International Society for Phylogenetic Nomenclature
- Type: Professional Organization
- Focus: Phylogenetic nomenclature
- Method: Meetings, Publications
- Key people: Michel Laurin (current secretary)
- Website: www.phylonames.org

= International Society for Phylogenetic Nomenclature =

The International Society for Phylogenetic Nomenclature was established to encourage and facilitate the development and use of, and communication about, phylogenetic nomenclature. It organizes periodic scientific meetings and is overseeing the completion and implementation of the PhyloCode.

== History and meetings ==
The International Society for Phylogenetic Nomenclature (ISPN) was established in the first international phylogenetic nomenclature meeting, which convened in the Muséum national d'histoire naturelle, in Paris, on July 6–9, 2004.

In the second meeting (2006), rules concerning the choice of name for crown clades were discussed, along with rules to clarify the use of binomial species names in the context of phylogenetic nomenclature and to enhance the information content of these names (regarding the monophyly or paraphyly of the genus name, considered a prenomen, in the context of the PhyloCode). It was also decided then to expand the CPN (Committee on Phylogenetic Nomenclature) from nine to twelve members.

The third meeting convened at Dalhousie University in Halifax, from July 20 to 22, 2008. The editors of the Companion Volume presented a progress report, and a demonstration of the RegNum on-line registration database was given. Both of these are important to the society because they were required to implement the PhyloCode.
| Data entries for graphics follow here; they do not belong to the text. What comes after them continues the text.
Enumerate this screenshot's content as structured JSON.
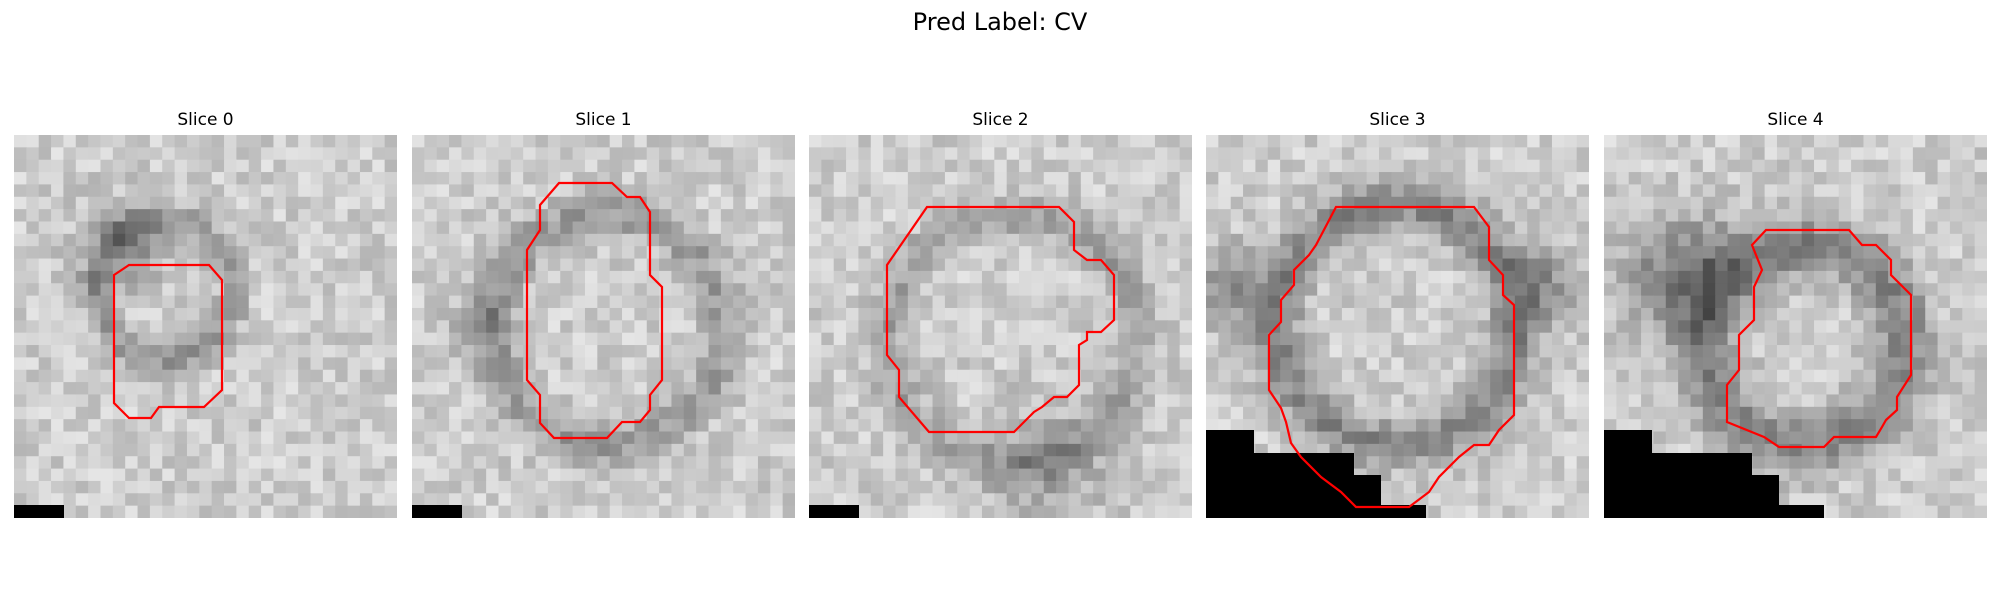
{
  "figure": {
    "title": "Pred Label: CV"
  },
  "slices": [
    {
      "title": "Slice 0",
      "image": "noisy-grayscale-microscopy-patch",
      "contour_color": "#ff0000"
    },
    {
      "title": "Slice 1",
      "image": "noisy-grayscale-microscopy-patch",
      "contour_color": "#ff0000"
    },
    {
      "title": "Slice 2",
      "image": "noisy-grayscale-microscopy-patch",
      "contour_color": "#ff0000"
    },
    {
      "title": "Slice 3",
      "image": "noisy-grayscale-microscopy-patch",
      "contour_color": "#ff0000"
    },
    {
      "title": "Slice 4",
      "image": "noisy-grayscale-microscopy-patch",
      "contour_color": "#ff0000"
    }
  ]
}
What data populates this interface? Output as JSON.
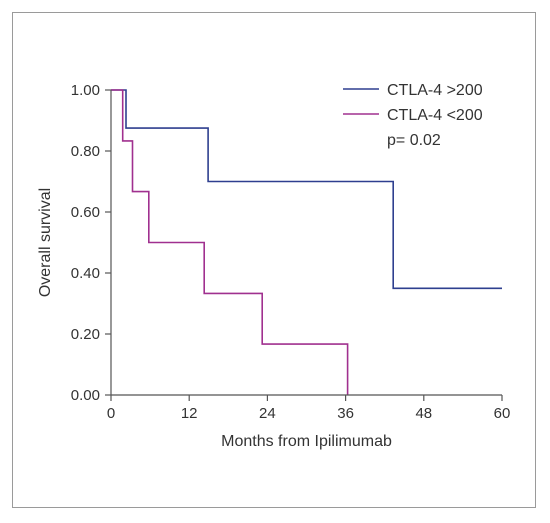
{
  "chart_data": {
    "type": "line",
    "step": true,
    "xlabel": "Months from Ipilimumab",
    "ylabel": "Overall survival",
    "xlim": [
      0,
      60
    ],
    "ylim": [
      0,
      1
    ],
    "x_ticks": [
      "0",
      "12",
      "24",
      "36",
      "48",
      "60"
    ],
    "y_ticks": [
      "0.00",
      "0.20",
      "0.40",
      "0.60",
      "0.80",
      "1.00"
    ],
    "grid": false,
    "legend_position": "top-right",
    "annotation": "p= 0.02",
    "series": [
      {
        "name": "CTLA-4 >200",
        "color": "#2e3f8f",
        "points": [
          [
            0,
            1.0
          ],
          [
            2.3,
            1.0
          ],
          [
            2.3,
            0.875
          ],
          [
            14.9,
            0.875
          ],
          [
            14.9,
            0.7
          ],
          [
            43.3,
            0.7
          ],
          [
            43.3,
            0.35
          ],
          [
            60,
            0.35
          ]
        ]
      },
      {
        "name": "CTLA-4 <200",
        "color": "#a0308f",
        "points": [
          [
            0,
            1.0
          ],
          [
            1.8,
            1.0
          ],
          [
            1.8,
            0.833
          ],
          [
            3.3,
            0.833
          ],
          [
            3.3,
            0.667
          ],
          [
            5.8,
            0.667
          ],
          [
            5.8,
            0.5
          ],
          [
            14.3,
            0.5
          ],
          [
            14.3,
            0.333
          ],
          [
            23.2,
            0.333
          ],
          [
            23.2,
            0.167
          ],
          [
            36.3,
            0.167
          ],
          [
            36.3,
            0.0
          ]
        ]
      }
    ]
  }
}
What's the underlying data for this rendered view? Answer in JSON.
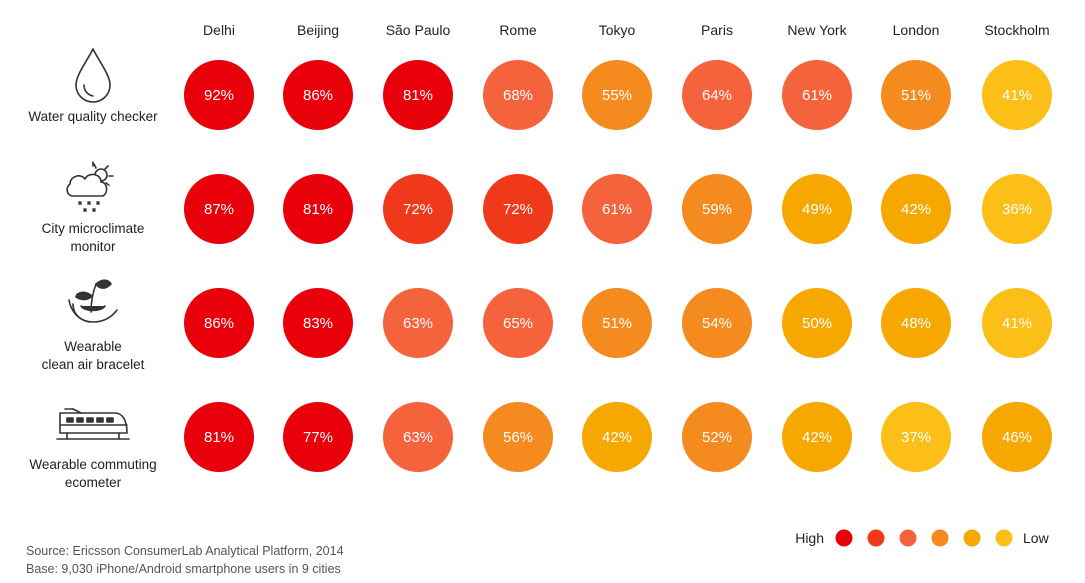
{
  "chart_data": {
    "type": "heatmap",
    "title": "",
    "columns": [
      "Delhi",
      "Beijing",
      "São Paulo",
      "Rome",
      "Tokyo",
      "Paris",
      "New York",
      "London",
      "Stockholm"
    ],
    "rows": [
      {
        "label": [
          "Water quality checker"
        ],
        "icon": "water-drop-icon",
        "values": [
          92,
          86,
          81,
          68,
          55,
          64,
          61,
          51,
          41
        ]
      },
      {
        "label": [
          "City microclimate",
          "monitor"
        ],
        "icon": "weather-icon",
        "values": [
          87,
          81,
          72,
          72,
          61,
          59,
          49,
          42,
          36
        ]
      },
      {
        "label": [
          "Wearable",
          "clean air bracelet"
        ],
        "icon": "plant-hand-icon",
        "values": [
          86,
          83,
          63,
          65,
          51,
          54,
          50,
          48,
          41
        ]
      },
      {
        "label": [
          "Wearable commuting",
          "ecometer"
        ],
        "icon": "train-icon",
        "values": [
          81,
          77,
          63,
          56,
          42,
          52,
          42,
          37,
          46
        ]
      }
    ],
    "value_suffix": "%",
    "legend": {
      "high_label": "High",
      "low_label": "Low",
      "colors": [
        "#e8000b",
        "#f0381a",
        "#f5633c",
        "#f58a1e",
        "#f7a800",
        "#fbbf17"
      ]
    }
  },
  "footer": {
    "source": "Source: Ericsson ConsumerLab Analytical Platform, 2014",
    "base": "Base: 9,030 iPhone/Android smartphone users in 9 cities"
  }
}
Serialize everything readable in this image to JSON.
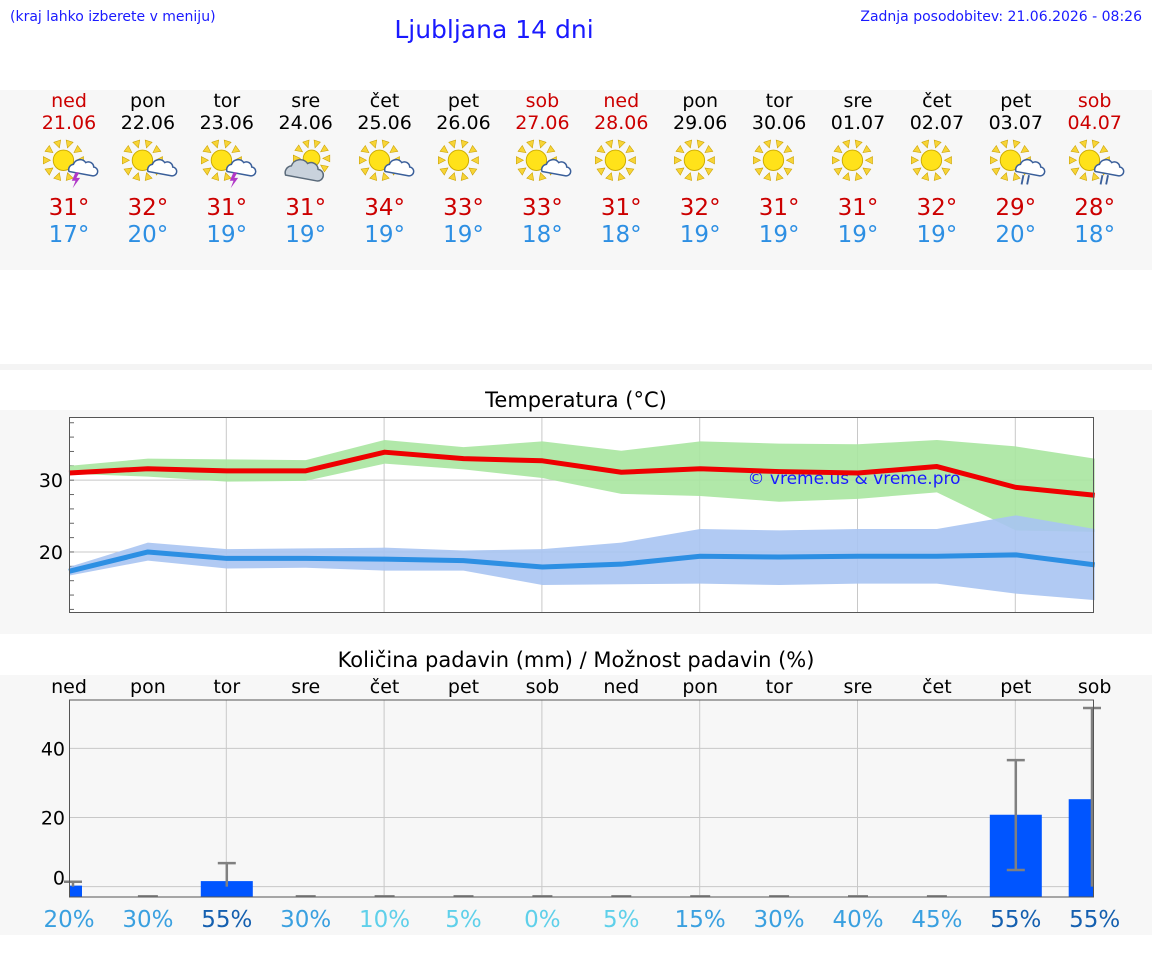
{
  "header": {
    "hint": "(kraj lahko izberete v meniju)",
    "title": "Ljubljana 14 dni",
    "updated": "Zadnja posodobitev: 21.06.2026 - 08:26"
  },
  "colors": {
    "link_blue": "#1a1aff",
    "weekend_red": "#cc0000",
    "max_red": "#ee0000",
    "min_blue": "#2d8fe3",
    "max_band": "#a9e5a0",
    "min_band": "#a9c4f2",
    "bar_blue": "#0055ff"
  },
  "days": [
    {
      "name": "ned",
      "date": "21.06",
      "icon": "sun-cloud-storm-icon",
      "tmax": "31°",
      "tmin": "17°",
      "weekend": true
    },
    {
      "name": "pon",
      "date": "22.06",
      "icon": "sun-cloud-icon",
      "tmax": "32°",
      "tmin": "20°",
      "weekend": false
    },
    {
      "name": "tor",
      "date": "23.06",
      "icon": "sun-cloud-storm-icon",
      "tmax": "31°",
      "tmin": "19°",
      "weekend": false
    },
    {
      "name": "sre",
      "date": "24.06",
      "icon": "cloud-sun-icon",
      "tmax": "31°",
      "tmin": "19°",
      "weekend": false
    },
    {
      "name": "čet",
      "date": "25.06",
      "icon": "sun-cloud-icon",
      "tmax": "34°",
      "tmin": "19°",
      "weekend": false
    },
    {
      "name": "pet",
      "date": "26.06",
      "icon": "sun-icon",
      "tmax": "33°",
      "tmin": "19°",
      "weekend": false
    },
    {
      "name": "sob",
      "date": "27.06",
      "icon": "sun-cloud-icon",
      "tmax": "33°",
      "tmin": "18°",
      "weekend": true
    },
    {
      "name": "ned",
      "date": "28.06",
      "icon": "sun-icon",
      "tmax": "31°",
      "tmin": "18°",
      "weekend": true
    },
    {
      "name": "pon",
      "date": "29.06",
      "icon": "sun-icon",
      "tmax": "32°",
      "tmin": "19°",
      "weekend": false
    },
    {
      "name": "tor",
      "date": "30.06",
      "icon": "sun-icon",
      "tmax": "31°",
      "tmin": "19°",
      "weekend": false
    },
    {
      "name": "sre",
      "date": "01.07",
      "icon": "sun-icon",
      "tmax": "31°",
      "tmin": "19°",
      "weekend": false
    },
    {
      "name": "čet",
      "date": "02.07",
      "icon": "sun-icon",
      "tmax": "32°",
      "tmin": "19°",
      "weekend": false
    },
    {
      "name": "pet",
      "date": "03.07",
      "icon": "sun-cloud-rain-icon",
      "tmax": "29°",
      "tmin": "20°",
      "weekend": false
    },
    {
      "name": "sob",
      "date": "04.07",
      "icon": "sun-cloud-rain-icon",
      "tmax": "28°",
      "tmin": "18°",
      "weekend": true
    }
  ],
  "chart_data": [
    {
      "type": "line",
      "title": "Temperatura (°C)",
      "watermark": "© vreme.us & vreme.pro",
      "ylim": [
        11.5,
        38.8
      ],
      "yticks": [
        20,
        30
      ],
      "grid": true,
      "series": [
        {
          "values": [
            31.0,
            31.6,
            31.3,
            31.3,
            33.9,
            33.0,
            32.7,
            31.1,
            31.6,
            31.2,
            31.0,
            31.9,
            29.0,
            27.9
          ],
          "band_low": [
            30.9,
            30.5,
            29.8,
            29.9,
            32.3,
            31.5,
            30.3,
            28.1,
            27.8,
            27.0,
            27.4,
            28.3,
            23.0,
            22.8
          ],
          "band_high": [
            32.0,
            33.0,
            32.9,
            32.8,
            35.6,
            34.6,
            35.4,
            34.1,
            35.4,
            35.1,
            35.0,
            35.6,
            34.7,
            33.0
          ]
        },
        {
          "values": [
            17.3,
            20.0,
            19.1,
            19.1,
            19.0,
            18.8,
            17.9,
            18.3,
            19.4,
            19.3,
            19.4,
            19.4,
            19.6,
            18.2
          ],
          "band_low": [
            16.7,
            18.8,
            17.7,
            17.8,
            17.4,
            17.4,
            15.4,
            15.5,
            15.6,
            15.4,
            15.6,
            15.6,
            14.2,
            13.3
          ],
          "band_high": [
            17.9,
            21.3,
            20.4,
            20.5,
            20.6,
            20.2,
            20.4,
            21.3,
            23.2,
            23.0,
            23.2,
            23.2,
            25.1,
            23.2
          ]
        }
      ]
    },
    {
      "type": "bar",
      "title": "Količina padavin (mm) / Možnost padavin (%)",
      "categories": [
        "ned",
        "pon",
        "tor",
        "sre",
        "čet",
        "pet",
        "sob",
        "ned",
        "pon",
        "tor",
        "sre",
        "čet",
        "pet",
        "sob"
      ],
      "values": [
        0.3,
        0,
        1.6,
        0,
        0,
        0,
        0,
        0,
        0,
        0,
        0,
        0,
        20.8,
        25.3
      ],
      "error_low": [
        0,
        0,
        0,
        0,
        0,
        0,
        0,
        0,
        0,
        0,
        0,
        0,
        4.8,
        0
      ],
      "error_high": [
        1.4,
        0,
        6.8,
        0,
        0,
        0,
        0,
        0,
        0,
        0,
        0,
        0,
        36.6,
        51.7
      ],
      "ylim": [
        -3,
        54
      ],
      "yticks": [
        0,
        20,
        40
      ],
      "grid": true,
      "probability_labels": [
        "20%",
        "30%",
        "55%",
        "30%",
        "10%",
        "5%",
        "0%",
        "5%",
        "15%",
        "30%",
        "40%",
        "45%",
        "55%",
        "55%"
      ],
      "probability_colors": [
        "#3aa0e0",
        "#3aa0e0",
        "#1560b0",
        "#3aa0e0",
        "#5fd0ea",
        "#5fd0ea",
        "#5fd0ea",
        "#5fd0ea",
        "#3aa0e0",
        "#3aa0e0",
        "#3aa0e0",
        "#3aa0e0",
        "#1560b0",
        "#1560b0"
      ]
    }
  ]
}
Other discussions at the meeting covered the problem of hybrids in rank-based and phylogenetic nomenclature, phyloinformatics, and teaching phylogenetic nomenclature.

Shortly after that meeting, the ISPN was admitted as a scientific member of IUBS, the International Union of Biological Sciences, to which other regulating bodies of biological nomenclature (such as the International Association for Plant Taxonomy and the International Commission on Zoological Nomenclature, among others) also belong.